While the narrative differs slightly in the novel and the film, I will outline elements common to both. The nominee (played in the movie by Henry Fonda) is a member of the left-wing of the Democratic Party, favoring nuclear arms negotiation with the Soviets. The narrative focuses on the split within the Democratic Party between those senators inclined for reasons of ideology, fear of retribution, or hope of favor to do the president’s bidding, and those inclined on ideological grounds to oppose him. (While the novel predates the era of hawks and doves, the terms are clearly relevant.)

The plot turns on the revelation of skeletons in closets. The nominee was an active member of a Communist cell in the thirties, which he denies under oath. One of the key senatorial opponents of the nomination, at the time of the narrative a seemingly happily-married family man, had a homosexual affair during the war. The president’s supporters threaten to blackmail him, which forces him to commit suicide. Ultimately, the Senate does not consent to the nomination. The president, ill throughout the story, then dies of a heart attack. The narrative concludes with the Vice-President, who had been pointedly ignored by the President, taking office, with the suggestion that he will reverse the foreign policy directions of his predecessor.

The narrative is, in effect, a story of two coalitions of head-butting alpha males struggling for dominance, with numerous dirty tricks employed in the battle, and suspense over the ultimate outcome. Preminger’s 1962 film was done in black and white - even by then almost anachronistic - using a documentary style. The settings alternated between some scenes in parks and streets in Washington, and others on the Senate floor, authentically recreated in a Hollywood studio. Preminger’s realism also extended the continuum of time and space, with long unbroken scenes of speeches or meetings. It was very traditional film-making, but it worked then, and still works now.
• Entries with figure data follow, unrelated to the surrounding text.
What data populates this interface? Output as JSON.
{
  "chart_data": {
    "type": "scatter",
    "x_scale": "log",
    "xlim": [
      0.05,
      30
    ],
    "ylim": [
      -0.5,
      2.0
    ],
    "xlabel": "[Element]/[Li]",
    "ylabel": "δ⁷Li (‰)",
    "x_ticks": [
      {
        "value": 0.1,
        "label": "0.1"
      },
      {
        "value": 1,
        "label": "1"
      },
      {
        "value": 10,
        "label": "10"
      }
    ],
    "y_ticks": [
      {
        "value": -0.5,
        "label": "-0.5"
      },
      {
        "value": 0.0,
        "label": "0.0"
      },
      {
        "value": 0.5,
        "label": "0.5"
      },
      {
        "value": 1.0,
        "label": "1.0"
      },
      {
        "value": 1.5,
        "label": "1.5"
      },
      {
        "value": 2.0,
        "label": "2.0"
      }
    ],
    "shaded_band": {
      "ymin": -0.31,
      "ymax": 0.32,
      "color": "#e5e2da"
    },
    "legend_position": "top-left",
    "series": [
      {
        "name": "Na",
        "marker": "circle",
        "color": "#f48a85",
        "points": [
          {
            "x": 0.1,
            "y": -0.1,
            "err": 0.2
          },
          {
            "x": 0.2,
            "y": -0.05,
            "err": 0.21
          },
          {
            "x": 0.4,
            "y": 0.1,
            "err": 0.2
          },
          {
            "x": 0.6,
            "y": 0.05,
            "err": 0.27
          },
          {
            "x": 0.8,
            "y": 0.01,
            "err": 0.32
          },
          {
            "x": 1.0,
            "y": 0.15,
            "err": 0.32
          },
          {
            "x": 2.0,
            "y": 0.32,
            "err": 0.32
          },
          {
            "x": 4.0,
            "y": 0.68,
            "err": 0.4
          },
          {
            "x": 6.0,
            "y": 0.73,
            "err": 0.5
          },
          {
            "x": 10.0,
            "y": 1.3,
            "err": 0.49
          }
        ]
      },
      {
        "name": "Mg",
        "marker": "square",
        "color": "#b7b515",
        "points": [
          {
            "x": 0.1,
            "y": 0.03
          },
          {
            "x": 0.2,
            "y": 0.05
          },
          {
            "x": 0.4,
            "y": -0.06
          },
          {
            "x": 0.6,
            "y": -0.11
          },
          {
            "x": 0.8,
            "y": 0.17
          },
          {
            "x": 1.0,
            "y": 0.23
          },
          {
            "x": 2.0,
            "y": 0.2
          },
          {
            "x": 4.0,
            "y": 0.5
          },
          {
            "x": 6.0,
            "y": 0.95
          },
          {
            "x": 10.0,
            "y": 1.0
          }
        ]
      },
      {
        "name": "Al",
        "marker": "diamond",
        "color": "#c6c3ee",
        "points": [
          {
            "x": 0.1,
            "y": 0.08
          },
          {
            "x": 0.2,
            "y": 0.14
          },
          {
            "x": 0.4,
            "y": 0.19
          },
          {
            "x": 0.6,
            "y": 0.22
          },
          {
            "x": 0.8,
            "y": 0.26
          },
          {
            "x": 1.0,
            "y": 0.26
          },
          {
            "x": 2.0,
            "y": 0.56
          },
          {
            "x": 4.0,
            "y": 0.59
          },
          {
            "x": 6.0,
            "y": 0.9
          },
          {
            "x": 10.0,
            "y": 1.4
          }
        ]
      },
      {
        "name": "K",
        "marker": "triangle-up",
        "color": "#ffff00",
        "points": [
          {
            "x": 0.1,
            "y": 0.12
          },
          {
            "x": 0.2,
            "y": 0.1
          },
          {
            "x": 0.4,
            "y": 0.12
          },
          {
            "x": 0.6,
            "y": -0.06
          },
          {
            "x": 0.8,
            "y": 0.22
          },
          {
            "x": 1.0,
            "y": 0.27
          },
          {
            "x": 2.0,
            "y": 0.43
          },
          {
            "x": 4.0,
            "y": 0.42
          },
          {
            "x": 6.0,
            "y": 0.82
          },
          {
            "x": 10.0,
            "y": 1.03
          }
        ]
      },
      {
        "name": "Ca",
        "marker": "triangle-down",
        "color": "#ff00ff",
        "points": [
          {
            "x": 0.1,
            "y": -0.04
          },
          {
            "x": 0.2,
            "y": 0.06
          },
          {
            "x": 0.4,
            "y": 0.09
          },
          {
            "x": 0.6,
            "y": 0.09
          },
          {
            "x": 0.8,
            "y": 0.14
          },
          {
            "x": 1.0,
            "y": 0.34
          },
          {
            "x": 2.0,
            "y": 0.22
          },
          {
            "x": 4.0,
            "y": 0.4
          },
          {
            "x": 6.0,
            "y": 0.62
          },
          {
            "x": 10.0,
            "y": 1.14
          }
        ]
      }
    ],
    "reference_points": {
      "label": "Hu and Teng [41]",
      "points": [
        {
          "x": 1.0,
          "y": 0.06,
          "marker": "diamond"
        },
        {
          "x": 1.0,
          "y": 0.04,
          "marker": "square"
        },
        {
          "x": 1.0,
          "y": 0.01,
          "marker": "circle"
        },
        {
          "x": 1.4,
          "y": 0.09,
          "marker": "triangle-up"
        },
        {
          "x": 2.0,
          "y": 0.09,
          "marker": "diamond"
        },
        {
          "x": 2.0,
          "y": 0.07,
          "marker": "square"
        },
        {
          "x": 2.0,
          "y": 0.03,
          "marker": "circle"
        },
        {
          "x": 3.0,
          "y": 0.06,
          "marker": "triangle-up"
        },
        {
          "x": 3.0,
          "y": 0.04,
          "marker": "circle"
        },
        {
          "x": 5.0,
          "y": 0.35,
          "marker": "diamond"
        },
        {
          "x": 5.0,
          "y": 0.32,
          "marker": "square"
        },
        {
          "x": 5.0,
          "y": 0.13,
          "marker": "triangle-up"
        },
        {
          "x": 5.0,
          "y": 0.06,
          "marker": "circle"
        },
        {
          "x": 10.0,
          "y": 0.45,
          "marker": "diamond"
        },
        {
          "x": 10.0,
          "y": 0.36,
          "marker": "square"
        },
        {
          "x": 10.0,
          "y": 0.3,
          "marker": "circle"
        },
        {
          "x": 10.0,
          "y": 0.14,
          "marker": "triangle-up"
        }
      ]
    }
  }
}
The novel is a classic example of a narrative style now rarely seen - the omniscient narrator. Drury uses this style to reveal the personal histories and thoughts of the senators he has invented. He also uses it for foreshadowing, building suspense by hinting at what is to come — which he alone knows but, by reading along, we can find out. An example: “in a way most ironic of all, this erratic, unexpected and casually inadvertent connection would turn out to have a most direct bearing on the career of a United States Senator, the future of the American Presidency, and the nomination of Robert A. Leffingwell.” (1962 paperback ed., p.225).

The novel also exemplifies the narrative idea of the inferred author. Reading it, one could infer that the author was someone who was deeply familiar with the Senate - indeed Drury covered the Senate for United Press for seven years - and, from its derogatory and ironic portrayals of the nominee, the President, and his supporters, someone who was hawkishly anti-Communist - which Drury also was. The anti-Communism is laid on thickly, with the most leftist senator declaring to the lobby group COMFORT (Committee on Making Further Offers for a Russian Truce) that “I would rather crawl to Moscow than perish under a bomb” and the nominee for secretary of state declaring to a Senate committee that he would never, under any circumstances, recommend war to the President (pp. 170, 241). The acronym COMFORT, of course, plays off the US Constitution’s definition of treason: giving aid and comfort to the enemy. The President, it is revealed, endorses both perjury and blackmail to achieve his political objectives. The leftist senator turns out to be the mirror-image of Sen. Joseph McCarthy. And, for good measure, there is a leftist Supreme Court justice - a thinly-disguised William O. Douglas - playing a willing role in the blackmail plot. (The movie is much more explicit than the novel about outing homosexuality, and can be seen as part of Preminger’s personal battle against censorship).

The repudiation of the nominee and his supporters and death of the President, achieved through the blood of a blackmailed senator, is, from the author’s point of view, a hopeful ending. I do not share that point of view, but I certainly enjoyed the narrative journey to it. For that reason, I consider Advise and Consent, in both its incarnations, a classic.